A linha de metro de Tóquio é uma das três ou quatro maiores do mundo. No entanto é muito fácil de navegar nela.
Para além das clássicas cores e nomes a identificar cada uma das linhas, elas estão também numeradas, o que torna muito fácil escolher o sentido da linha e uma vez nela, perceber se estamos no sentido correcto ou não através da sequência dos números e não apenas exclusivamente dos nomes das estações. Acresce que a esmagadora maioria das estações têm os seus nomes não só em japonês mas também em caracteres ocidentais, o que facilita, e muito, a sua compreensão.
Por exemplo, para ir para o meu hotel tinha que sair em Tsukiji, que se situava na linha cinzenta Hibya e estava identificada com o código H10.

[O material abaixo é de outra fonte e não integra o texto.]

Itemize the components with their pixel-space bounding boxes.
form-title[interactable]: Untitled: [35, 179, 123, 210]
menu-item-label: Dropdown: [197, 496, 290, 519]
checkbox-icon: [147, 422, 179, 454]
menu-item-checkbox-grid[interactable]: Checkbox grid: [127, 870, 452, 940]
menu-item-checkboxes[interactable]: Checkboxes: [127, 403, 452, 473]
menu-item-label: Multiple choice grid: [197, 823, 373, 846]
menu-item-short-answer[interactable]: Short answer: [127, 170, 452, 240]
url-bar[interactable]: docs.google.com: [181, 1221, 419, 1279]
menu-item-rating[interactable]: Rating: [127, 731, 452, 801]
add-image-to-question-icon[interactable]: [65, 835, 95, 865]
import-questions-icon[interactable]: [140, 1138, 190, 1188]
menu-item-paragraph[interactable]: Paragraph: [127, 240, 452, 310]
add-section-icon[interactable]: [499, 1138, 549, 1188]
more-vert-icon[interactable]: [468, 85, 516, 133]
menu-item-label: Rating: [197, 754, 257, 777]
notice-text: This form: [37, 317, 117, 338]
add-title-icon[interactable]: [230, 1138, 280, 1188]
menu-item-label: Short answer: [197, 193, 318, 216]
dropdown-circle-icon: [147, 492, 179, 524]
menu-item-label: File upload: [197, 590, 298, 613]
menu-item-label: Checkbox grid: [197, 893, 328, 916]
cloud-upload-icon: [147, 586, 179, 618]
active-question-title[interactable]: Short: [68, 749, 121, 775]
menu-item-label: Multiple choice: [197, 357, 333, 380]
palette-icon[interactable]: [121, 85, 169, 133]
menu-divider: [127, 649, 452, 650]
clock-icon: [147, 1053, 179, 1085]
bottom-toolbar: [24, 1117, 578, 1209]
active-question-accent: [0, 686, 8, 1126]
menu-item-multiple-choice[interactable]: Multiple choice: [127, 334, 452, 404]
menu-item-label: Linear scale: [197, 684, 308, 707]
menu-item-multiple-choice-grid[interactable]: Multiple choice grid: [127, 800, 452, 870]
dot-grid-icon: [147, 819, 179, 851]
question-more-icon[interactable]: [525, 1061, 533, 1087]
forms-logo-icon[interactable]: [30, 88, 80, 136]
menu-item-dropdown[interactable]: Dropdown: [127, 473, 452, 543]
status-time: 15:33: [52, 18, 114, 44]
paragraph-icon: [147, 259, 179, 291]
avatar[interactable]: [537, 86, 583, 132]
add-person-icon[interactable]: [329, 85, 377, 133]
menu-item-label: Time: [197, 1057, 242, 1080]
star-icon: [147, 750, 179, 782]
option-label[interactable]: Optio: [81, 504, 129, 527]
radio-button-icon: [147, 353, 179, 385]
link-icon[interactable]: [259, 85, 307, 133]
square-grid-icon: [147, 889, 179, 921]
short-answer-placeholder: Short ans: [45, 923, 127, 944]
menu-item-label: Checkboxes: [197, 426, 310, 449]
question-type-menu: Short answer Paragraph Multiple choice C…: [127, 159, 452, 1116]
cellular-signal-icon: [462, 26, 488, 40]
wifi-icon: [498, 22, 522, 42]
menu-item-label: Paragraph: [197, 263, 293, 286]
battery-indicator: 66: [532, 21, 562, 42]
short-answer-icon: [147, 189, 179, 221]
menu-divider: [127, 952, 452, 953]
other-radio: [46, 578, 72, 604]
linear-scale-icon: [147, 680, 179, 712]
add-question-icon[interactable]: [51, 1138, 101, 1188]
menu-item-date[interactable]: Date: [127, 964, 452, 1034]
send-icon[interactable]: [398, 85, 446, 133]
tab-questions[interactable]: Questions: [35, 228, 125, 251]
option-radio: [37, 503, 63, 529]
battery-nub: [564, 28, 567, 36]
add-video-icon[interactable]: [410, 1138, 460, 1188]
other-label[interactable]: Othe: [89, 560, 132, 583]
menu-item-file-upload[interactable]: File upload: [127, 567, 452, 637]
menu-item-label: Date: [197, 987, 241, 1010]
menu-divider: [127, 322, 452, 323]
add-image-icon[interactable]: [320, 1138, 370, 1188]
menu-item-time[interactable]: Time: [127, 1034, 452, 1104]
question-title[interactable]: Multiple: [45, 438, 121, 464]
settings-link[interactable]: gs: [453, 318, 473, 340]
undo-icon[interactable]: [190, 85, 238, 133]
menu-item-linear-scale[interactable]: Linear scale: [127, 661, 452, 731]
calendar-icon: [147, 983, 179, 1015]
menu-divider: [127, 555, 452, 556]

A capital japonesa deve ter qualquer coisa como cerca de 14 milhões de habitantes. Lugares sentados disponíveis no metro nem sempre é fácil qualquer que seja a hora do dia. Mas se o encontrarmos, e nele nos sentarmos, o que vai acontecer é que ninguém se vai sentar ao nosso lado ou, se os lugares que ladeiam o nosso estiverem ocupados, as pessoas irão se levantar e estes vão ficar vazios. Passei por isto várias vezes. Chamam-lhe o lugar do gaijin (estrangeiro).
Não se sabe muito bem porque isto acontece. Talvez seja por os japoneses não se sentirem confortáveis por estarem próximos de um estrangeiro ou, por não quererem importunar dando ao gaijin, o espaço necessário.

Tinha passado o dia todo em Akihabara, um dos vários distritos de Tóquio e o centro da cultura otaku, o equivalente ao nerd ocidental. Amantes de tecnologia, anime, manga, jogos vídeo, cosplay, Maid Cafés e tudo o revolve à volta desta cultura têm neste distrito o seu paraíso.
Regressava já tarde e o metro não estava tão cheio como usualmente e lugares disponíveis já eram vários. Tinha a sorte de as estações de Akihabara e Tsukiji serem na mesma linha, a cinzenta Hibya, e de já ter confirmado que estava no sentido correcto, estava portanto relaxado.
Logo na primeira estação após a partida, para grande surpresa minha, senta-se ao meu lado - no lugar do gaijin - quem que me pareceu ser um sem abrigo.
Baixo, aparentava estar para além dos cinquenta, rosto magro e endurecido, de olhos nervosos e brilhantes. Vestia roupas sujas. Por cima delas usava uma gabardine preta, manchada e rota. Tinha barba e cabelo grisalho, ambos longos e de aspecto revolto e desgrenhado. Segurava um chapéu na mão que estava pousada no seu colo. A tiracolo tinha uma sacola de pano também ela manchada e cheia de fiapos.

Vira-se para mim e fala em inglês. Dupla surpresa. A primeira por falar comigo e a segunda, ainda maior, por ser em inglês - mesmo em Tóquio não é fácil encontrar alguém que fale inglês. Pergunta de onde venho, se é primeira vez que estava no Japão, porque tinha vindo até este país e o que já tinha visto dele. Enquanto vou respondendo às suas perguntas ele tira um caderno A3 com folhas de desenho que tinha dentro da sacola e começa a desenhar-me com um lápis de carvão. Em poucos minutos acaba o retrato, separa o papel do caderno e entrega-mo.
Duas estações depois de ter entrado, este sem abrigo sai rapidamente, como se tivesse bastante pressa, desejando-me um breve e lacónico: - Boa sorte.


Este desenho está pendurado numa das paredes da minha casa.